それが、汚職役人だなんて。冴えないおじさんに決まっているじゃないか。
「……美女を描けると思ったのに……」
「まあまあ、そのうちまた描けますよ」
「もういい、役人を王子様仕様にしてやる」
「弾劾される役人をきらきらさせてどうするんですか」
肩を落とす私の腕をぐいと引き寄せ、耳元でセルジュはそっと囁いた。
「代わりに、俺がご要望通りの服を着て描かせてあげます」
どきりとして、勢いよく身を引く。声を吹き込まれて熱くなった耳を押さえた。
しかし今の提案に、一瞬で様々な服装のセルジュを想像してしまった。
「うわ、ニーナさん、俺に何着せるか考えたでしょう。やらしい」
「なっ!」
くっくっと笑うセルジュに頭の中を読み取られ、否定できない。腹が立って鞄で背中をバシンと叩くと、セルジュは「いたっ」と背を反らした。
「生意気なのよ! 年下のくせに!」
「はいはい。もう取材に行きますよ」
追撃しようとしたが、セルジュはそれを避けてさっさと先を行く。
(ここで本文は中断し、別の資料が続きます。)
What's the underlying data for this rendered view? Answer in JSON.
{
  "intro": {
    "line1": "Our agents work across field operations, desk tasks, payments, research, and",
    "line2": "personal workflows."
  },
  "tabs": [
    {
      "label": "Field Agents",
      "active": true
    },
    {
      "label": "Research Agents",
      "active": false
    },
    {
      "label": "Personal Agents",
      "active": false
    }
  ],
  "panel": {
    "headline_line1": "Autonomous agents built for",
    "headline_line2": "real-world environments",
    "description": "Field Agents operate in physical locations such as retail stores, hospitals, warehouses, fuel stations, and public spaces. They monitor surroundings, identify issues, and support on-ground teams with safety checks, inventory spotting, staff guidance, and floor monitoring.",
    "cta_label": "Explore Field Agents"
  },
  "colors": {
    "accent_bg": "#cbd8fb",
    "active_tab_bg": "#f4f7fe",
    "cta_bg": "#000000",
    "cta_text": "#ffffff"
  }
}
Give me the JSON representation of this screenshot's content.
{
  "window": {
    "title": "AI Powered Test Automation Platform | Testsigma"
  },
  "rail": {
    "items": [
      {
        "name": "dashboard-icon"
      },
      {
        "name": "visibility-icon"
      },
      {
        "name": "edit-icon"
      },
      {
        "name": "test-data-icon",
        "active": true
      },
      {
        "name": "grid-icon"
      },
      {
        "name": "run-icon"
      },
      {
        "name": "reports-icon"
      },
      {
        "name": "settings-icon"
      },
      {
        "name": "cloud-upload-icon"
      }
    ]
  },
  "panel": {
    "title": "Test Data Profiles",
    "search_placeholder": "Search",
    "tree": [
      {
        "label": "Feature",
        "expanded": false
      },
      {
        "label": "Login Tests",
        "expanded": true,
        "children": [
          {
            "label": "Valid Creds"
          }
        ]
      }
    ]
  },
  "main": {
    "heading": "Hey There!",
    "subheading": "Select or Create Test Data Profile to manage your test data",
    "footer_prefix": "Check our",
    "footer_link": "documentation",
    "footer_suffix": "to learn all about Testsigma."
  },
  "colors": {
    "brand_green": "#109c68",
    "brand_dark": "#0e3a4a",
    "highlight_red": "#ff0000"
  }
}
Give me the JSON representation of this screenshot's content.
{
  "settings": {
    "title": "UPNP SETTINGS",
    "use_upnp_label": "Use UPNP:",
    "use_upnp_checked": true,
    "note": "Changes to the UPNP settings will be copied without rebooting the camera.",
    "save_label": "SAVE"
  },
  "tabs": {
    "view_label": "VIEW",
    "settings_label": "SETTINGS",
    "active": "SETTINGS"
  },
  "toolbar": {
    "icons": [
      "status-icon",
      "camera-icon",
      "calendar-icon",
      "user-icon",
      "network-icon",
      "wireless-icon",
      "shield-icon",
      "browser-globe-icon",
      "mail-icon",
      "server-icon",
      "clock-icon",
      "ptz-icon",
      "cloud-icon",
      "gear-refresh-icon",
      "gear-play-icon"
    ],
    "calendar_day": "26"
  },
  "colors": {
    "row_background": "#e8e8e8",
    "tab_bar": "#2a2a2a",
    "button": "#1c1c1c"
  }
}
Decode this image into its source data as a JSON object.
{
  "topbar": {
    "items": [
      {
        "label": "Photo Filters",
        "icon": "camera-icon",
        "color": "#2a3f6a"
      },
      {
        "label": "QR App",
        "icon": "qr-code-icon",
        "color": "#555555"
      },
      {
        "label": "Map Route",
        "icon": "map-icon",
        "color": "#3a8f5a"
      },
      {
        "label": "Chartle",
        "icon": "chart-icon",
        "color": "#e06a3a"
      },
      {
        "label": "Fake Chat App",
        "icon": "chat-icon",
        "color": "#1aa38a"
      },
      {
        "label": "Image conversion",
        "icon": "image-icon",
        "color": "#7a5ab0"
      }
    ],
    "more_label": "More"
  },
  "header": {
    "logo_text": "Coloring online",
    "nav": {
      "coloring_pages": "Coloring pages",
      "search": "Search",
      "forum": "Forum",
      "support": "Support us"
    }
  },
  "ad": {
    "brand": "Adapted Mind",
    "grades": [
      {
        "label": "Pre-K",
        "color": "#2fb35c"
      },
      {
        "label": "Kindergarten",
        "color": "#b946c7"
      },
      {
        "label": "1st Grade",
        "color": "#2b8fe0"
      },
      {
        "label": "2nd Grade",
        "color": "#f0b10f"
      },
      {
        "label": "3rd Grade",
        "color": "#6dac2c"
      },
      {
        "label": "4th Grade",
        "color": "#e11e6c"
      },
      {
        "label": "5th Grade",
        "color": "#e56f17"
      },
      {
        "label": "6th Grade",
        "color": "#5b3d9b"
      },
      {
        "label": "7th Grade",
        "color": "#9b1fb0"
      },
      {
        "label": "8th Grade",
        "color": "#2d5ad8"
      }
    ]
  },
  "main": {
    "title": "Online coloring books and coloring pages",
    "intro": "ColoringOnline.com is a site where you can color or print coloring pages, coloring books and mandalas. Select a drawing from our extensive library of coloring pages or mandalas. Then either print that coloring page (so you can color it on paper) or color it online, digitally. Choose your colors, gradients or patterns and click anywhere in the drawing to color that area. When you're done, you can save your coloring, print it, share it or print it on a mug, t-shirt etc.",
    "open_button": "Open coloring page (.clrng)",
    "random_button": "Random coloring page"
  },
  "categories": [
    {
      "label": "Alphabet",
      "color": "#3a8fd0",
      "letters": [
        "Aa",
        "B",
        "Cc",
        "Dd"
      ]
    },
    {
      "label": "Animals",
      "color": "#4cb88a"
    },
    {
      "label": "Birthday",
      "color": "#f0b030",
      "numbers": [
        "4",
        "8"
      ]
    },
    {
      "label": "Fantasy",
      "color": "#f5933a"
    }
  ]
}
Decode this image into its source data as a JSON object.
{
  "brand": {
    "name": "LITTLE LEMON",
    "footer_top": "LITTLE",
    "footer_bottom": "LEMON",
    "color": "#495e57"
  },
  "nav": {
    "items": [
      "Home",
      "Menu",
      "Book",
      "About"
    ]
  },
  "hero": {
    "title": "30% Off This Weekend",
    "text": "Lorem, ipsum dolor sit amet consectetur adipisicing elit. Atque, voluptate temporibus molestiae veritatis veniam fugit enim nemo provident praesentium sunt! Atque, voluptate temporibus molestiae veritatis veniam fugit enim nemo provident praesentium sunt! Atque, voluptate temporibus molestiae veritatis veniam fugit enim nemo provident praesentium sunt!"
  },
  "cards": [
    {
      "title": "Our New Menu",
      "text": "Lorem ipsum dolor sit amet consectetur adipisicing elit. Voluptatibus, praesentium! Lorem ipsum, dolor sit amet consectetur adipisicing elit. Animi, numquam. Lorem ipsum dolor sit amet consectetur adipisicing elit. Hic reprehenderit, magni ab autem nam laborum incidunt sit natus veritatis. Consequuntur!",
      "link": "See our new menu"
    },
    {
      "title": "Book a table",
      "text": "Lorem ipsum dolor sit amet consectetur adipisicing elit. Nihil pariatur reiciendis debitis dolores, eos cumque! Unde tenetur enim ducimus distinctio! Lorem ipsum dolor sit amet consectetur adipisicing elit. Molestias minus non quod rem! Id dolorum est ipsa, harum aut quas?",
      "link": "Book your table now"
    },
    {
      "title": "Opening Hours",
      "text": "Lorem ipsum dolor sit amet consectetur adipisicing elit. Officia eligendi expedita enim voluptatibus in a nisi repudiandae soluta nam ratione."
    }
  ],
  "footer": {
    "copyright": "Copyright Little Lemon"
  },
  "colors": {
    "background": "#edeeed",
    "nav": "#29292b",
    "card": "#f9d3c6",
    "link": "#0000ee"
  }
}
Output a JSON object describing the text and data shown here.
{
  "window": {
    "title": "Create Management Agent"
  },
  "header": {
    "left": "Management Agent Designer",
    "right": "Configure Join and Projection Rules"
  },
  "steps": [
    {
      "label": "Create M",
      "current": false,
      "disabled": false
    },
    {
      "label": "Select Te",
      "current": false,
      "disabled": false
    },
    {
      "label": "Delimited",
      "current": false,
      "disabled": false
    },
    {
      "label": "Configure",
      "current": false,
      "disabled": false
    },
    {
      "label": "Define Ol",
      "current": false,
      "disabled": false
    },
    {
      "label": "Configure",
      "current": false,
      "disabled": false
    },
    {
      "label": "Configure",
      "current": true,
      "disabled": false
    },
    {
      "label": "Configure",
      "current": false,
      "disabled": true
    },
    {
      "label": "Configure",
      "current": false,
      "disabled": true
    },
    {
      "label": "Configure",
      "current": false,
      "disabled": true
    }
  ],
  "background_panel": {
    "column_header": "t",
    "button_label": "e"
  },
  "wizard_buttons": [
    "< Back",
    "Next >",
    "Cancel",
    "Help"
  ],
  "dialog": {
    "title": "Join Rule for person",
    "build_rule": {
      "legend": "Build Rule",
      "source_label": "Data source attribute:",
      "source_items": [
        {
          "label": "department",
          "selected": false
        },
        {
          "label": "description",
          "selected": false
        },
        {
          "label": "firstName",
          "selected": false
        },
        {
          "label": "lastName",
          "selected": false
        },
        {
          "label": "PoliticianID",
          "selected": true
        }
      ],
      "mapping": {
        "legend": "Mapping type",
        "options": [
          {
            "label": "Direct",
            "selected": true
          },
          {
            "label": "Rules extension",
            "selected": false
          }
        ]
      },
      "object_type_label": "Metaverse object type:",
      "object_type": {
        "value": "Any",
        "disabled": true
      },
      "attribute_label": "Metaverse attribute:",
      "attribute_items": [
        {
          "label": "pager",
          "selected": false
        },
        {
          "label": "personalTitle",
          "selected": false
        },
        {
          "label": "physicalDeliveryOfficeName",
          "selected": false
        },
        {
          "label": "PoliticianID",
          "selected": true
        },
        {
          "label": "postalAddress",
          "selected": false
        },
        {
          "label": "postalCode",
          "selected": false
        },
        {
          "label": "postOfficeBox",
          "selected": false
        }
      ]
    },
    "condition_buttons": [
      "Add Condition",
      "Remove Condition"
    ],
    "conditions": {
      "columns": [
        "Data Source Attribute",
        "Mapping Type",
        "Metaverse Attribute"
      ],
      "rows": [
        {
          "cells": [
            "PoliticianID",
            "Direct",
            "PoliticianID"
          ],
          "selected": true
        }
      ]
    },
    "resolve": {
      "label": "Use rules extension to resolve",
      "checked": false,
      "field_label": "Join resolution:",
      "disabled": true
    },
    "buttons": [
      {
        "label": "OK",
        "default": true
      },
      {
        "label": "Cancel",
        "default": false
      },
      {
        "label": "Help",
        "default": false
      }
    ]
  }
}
その後ろ姿はずいぶんと上機嫌に見えた。
腹が立つけど、まあいいか。
ここでは物語の王子さまやお姫さまは描けないけど、現実の人間も結構面白いし、美しいところもある。美しくないところだって、描くのが楽しいことが分かった。
当面はここで、事件を追うのだ。
私は小走りで、遠ざかる彼の背中を追いかけた。